From Cuzco I descend 3,000 feet into the Sacred Valley of the Incas (also known as the Urubamba Valley), a breathtakingly scenic ride past endless ridges of brown and red mountains and roads lined with small villages and houses made of adobe bricks and tiled roofs.
The bus stops in the town of Ollantaytambo. An Inca fortress nearby seems to be dressed in gold and literally towers over the inhabitants of this city, most of whom descend directly from the Incas who originally populated the area.
As we climb the small stone stairs leading to this Temple of the Sun, I move slower, trying simultaneously to catch my breath and feel the energy of this place. My chest tightens as I move through the ruins, and I pray quietly as we pass the sacrificial altar.
Leaving the ruins, we’re greeted by women in traditional Quechuan dress. They are selling postcards, along with beautifully colored textiles and other local artwork. Slowly, in our big bus, we move through the narrow cobblestone streets of Ollantaytambo, goats and lambs following in our wake as laughing schoolkids run ahead of the bus.
Our guide wants us to see a local chicharia, a place that sells chicha (corn beer). As we enter the chicharia, I can smell the fermented corn in the air. Three local women sit with tall glasses of chicha in their hands, offering each of us a taste. We pass around a glass and sip after first offering a little bit of chicha to the ground, which is the custom, as corn is considered sacred and requires an offering to Mother Earth.
Although there are more ruins to visit in the Sacred Valley, I can hardly wait until we arrive at the legendary destination of Machu Picchu, the Lost City of the Incas. The next day, I’m on board a tourist-class train that will take me to Aguas Calientes, the town just under Machu Picchu. The more adventurous travelers hike their way into the Inca sanctuary, situated high on a mountain peak in the cloudy forest. The most popular and less difficult path takes about six hours to traverse, and passes through a series of Inca ruins as it wends its way through the cloudy rainforest with more than 300 orchid varieties and 375 bird species.
I take a 20-minute bus ride from Aguas Calientes. In moments, I’m surrounded by ancient stones. The early morning clouds are hanging low, almost touching the ruins. In awe, I stand silently and take in all 70 acres of stone and green grass glistening from the early morning dew, a condor circling high above.
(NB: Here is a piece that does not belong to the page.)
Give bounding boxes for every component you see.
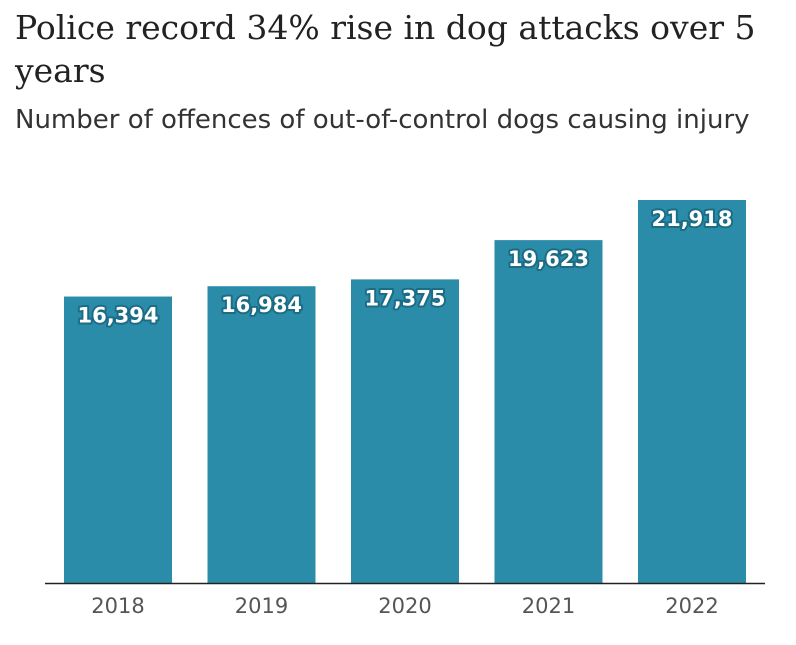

Chucho, a Quechua paqo (shaman), greets our group as he takes us to the Temple of Knowledge. He begins to carefully prepare the despacho (offering) to the Pachamama (Mother Earth), laying out several offerings from three ecological regions: coca leaves, shells, wayruros (grains of the forest), and the fetus of a llama, or cuy (guinea pig). He passes around a handful of coca leaves and asks each of us to pick three from the pile as representations of the Inca trinity. He asks us to meditate on the leaves and pray for our families, our loved ones, or anything we want. One by one, we put our offerings, the three coca leaves, in the despacho. After he sings and prays over the despacho, he carefully wraps it in paper, ties it closed with string, then blesses it with his fan of condor feathers.
As the sun begins to rise, Chucho starts to bless each of us. I wait with my eyes closed and as the condor feathers brush gently against my body, a calm enters me. We face the rising sun, raise our hands and ask permission to be on this land.
In procession, we follow Chucho to the edge of the mountain, where the eldest of the group is chosen to throw our offering to the Pachamama. We stand quietly as we watch our prayers and wishes fly off the side of the mountain. With one hand to my heart and one to my navel, I bow and thank Chucho for a beautiful ceremony.
I walk away from the group, eager to be alone. I climb up onto a smooth, giant stone. Gazing down at the rich green landscape and lush river, I pray to my ancestors and give thanks for bringing me to such a beautiful place full of energy and history.